Except as described below, the accounting policies applied in these interim financial statements are the same as the those applied in the Company’s consolidated financial statements as at and for the year ended December 31, 2021. Changes in accounting policies will also be reflected in the Company’s consolidated financial statements as at and for the year ending December 31, 2022.

 

Financial instruments

 

All financial liabilities (including liabilities designated at fair value through profit and loss “FVTPL”) are recognized initially at fair value on the date at which the Company becomes a party to the contractual provisions of the instrument. The Company derecognizes a financial liability when its contractual obligations are discharged or cancelled or expire.

 

Transaction costs that are directly attributable to the acquisition or issue of financial assets and financial liabilities (other than financial assets and financial liabilities at FVTPL) are added to or deducted from the fair value of the financial assets or financial liabilities, as appropriate, on initial recognition. Transaction costs directly attributable to the acquisition of financial assets or financial liabilities at FVTPL are recognized immediately in profit or loss.

 

The Company has elected to account for its secured note liability and all embedded derivatives as a single financial liability. The change in fair value of the secured note liability is recognized in profit or loss. The change in the fair value related to the Company’s own credit risk is recorded through other comprehensive income (loss).

 

Significant estimates

 

The Company measures the fair value of its secured note liability using a Monte Carlo simulation model. Significant inputs and assumptions into this model include future silver prices, discount rates, forecasted silver production, and probabilities of Environmental Assessment Certificate (“EAC”) expiry, achieving commercial production and securing project financing. Changes to these inputs and assumptions could have a significant impact on the measurement of the secured note liability.
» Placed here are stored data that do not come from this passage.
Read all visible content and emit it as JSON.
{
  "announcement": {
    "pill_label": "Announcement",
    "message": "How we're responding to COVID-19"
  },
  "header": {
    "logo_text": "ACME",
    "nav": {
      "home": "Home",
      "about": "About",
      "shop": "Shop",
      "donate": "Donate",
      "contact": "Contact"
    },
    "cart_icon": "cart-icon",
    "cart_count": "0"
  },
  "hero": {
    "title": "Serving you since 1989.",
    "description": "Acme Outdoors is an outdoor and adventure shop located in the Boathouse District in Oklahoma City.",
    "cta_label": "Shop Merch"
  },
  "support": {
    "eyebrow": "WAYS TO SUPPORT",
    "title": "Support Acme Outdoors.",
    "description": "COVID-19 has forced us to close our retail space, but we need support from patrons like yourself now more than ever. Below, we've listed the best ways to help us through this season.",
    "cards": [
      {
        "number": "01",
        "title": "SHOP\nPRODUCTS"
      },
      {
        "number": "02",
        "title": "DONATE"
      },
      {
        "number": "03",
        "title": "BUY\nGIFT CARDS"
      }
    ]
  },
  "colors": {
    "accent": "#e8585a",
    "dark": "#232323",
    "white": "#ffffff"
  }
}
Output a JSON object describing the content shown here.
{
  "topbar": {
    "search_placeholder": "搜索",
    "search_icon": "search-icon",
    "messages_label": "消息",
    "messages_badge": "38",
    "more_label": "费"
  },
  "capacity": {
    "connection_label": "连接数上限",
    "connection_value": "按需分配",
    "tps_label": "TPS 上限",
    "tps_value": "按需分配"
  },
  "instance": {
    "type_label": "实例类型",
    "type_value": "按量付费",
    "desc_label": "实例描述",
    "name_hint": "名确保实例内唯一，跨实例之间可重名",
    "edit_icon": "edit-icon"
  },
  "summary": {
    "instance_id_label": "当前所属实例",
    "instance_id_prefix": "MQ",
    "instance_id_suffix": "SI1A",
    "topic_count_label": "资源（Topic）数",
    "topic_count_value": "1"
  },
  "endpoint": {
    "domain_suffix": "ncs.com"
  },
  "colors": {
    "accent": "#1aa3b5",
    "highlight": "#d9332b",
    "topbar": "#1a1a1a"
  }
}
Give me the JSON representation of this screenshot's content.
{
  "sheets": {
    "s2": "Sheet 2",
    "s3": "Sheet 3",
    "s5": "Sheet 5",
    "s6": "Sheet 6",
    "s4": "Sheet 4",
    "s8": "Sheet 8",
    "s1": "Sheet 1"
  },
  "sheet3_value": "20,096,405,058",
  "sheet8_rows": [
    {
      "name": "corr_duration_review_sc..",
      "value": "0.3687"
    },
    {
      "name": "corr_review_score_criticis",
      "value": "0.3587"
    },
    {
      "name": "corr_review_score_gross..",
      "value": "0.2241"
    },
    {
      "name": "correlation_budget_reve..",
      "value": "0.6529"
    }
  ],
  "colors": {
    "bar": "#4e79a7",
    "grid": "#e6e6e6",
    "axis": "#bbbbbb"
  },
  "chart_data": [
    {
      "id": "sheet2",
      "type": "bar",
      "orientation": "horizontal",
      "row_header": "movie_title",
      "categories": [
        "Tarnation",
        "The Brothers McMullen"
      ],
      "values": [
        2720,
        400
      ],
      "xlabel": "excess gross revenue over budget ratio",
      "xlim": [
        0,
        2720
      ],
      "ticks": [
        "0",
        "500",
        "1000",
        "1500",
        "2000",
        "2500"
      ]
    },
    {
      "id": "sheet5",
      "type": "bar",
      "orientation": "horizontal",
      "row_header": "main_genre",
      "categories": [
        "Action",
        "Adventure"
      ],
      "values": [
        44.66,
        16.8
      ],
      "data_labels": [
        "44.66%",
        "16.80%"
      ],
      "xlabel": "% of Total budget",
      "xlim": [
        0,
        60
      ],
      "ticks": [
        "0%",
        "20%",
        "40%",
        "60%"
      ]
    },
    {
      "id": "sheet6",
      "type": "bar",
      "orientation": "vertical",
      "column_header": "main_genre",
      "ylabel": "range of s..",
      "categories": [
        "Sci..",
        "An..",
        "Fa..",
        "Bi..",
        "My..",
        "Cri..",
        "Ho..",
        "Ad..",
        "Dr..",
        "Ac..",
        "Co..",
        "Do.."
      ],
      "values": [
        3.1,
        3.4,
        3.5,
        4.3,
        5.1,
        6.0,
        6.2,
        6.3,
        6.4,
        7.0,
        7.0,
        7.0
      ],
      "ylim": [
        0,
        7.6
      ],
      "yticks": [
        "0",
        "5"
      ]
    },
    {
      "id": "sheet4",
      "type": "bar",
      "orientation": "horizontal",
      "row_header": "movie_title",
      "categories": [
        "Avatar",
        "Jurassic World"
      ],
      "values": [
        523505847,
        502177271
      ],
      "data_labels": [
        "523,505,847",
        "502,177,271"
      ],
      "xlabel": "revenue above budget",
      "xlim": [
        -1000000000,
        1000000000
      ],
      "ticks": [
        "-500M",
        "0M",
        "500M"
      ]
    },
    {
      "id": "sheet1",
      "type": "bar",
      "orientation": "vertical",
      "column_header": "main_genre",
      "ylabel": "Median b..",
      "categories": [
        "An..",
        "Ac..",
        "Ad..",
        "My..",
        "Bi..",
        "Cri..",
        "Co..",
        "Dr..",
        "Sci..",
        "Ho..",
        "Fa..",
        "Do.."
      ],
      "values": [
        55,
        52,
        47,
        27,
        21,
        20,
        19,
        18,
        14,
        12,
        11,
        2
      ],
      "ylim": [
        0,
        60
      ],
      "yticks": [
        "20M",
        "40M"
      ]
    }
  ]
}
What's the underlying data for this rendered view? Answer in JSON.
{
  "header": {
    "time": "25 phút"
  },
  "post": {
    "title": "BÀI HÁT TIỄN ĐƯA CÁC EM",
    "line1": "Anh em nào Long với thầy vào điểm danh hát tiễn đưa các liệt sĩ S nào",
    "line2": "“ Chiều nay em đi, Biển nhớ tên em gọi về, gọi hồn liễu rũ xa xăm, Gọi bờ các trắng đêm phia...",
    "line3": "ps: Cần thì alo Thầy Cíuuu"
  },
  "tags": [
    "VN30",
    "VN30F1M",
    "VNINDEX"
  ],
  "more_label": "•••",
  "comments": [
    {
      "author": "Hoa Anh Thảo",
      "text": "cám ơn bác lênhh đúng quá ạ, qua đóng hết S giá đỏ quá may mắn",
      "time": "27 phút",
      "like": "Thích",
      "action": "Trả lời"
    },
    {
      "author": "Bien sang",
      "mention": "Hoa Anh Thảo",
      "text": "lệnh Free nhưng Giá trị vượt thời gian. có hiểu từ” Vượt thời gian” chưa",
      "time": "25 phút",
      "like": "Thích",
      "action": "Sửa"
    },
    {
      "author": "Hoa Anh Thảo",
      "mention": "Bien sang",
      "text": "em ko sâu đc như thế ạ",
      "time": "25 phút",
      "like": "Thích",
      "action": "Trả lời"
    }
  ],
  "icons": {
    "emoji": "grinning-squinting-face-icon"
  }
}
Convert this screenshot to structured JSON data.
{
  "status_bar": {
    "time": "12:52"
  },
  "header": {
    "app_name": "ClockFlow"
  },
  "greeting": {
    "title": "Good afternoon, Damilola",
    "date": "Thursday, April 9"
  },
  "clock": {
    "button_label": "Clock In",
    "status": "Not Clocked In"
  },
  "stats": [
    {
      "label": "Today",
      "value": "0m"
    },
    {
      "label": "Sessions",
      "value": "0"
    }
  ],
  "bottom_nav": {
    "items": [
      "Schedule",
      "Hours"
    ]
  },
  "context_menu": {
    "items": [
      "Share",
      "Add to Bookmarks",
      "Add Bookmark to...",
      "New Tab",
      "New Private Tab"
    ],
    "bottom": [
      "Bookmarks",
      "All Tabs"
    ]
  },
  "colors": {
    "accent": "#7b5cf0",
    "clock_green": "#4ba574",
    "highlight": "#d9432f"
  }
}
Refer to Note 12 for further information.

 

Capitalization of borrowing costs

 

Borrowing costs are capitalized and allocated specifically to qualifying assets when funds have been borrowed, either to specifically finance a project or for general borrowings during the period of construction. Qualifying assets are defined as assets that require more than nine months to be brought to the location and condition intended by management. Capitalization of borrowing costs ceases when such assets are ready for their intended use.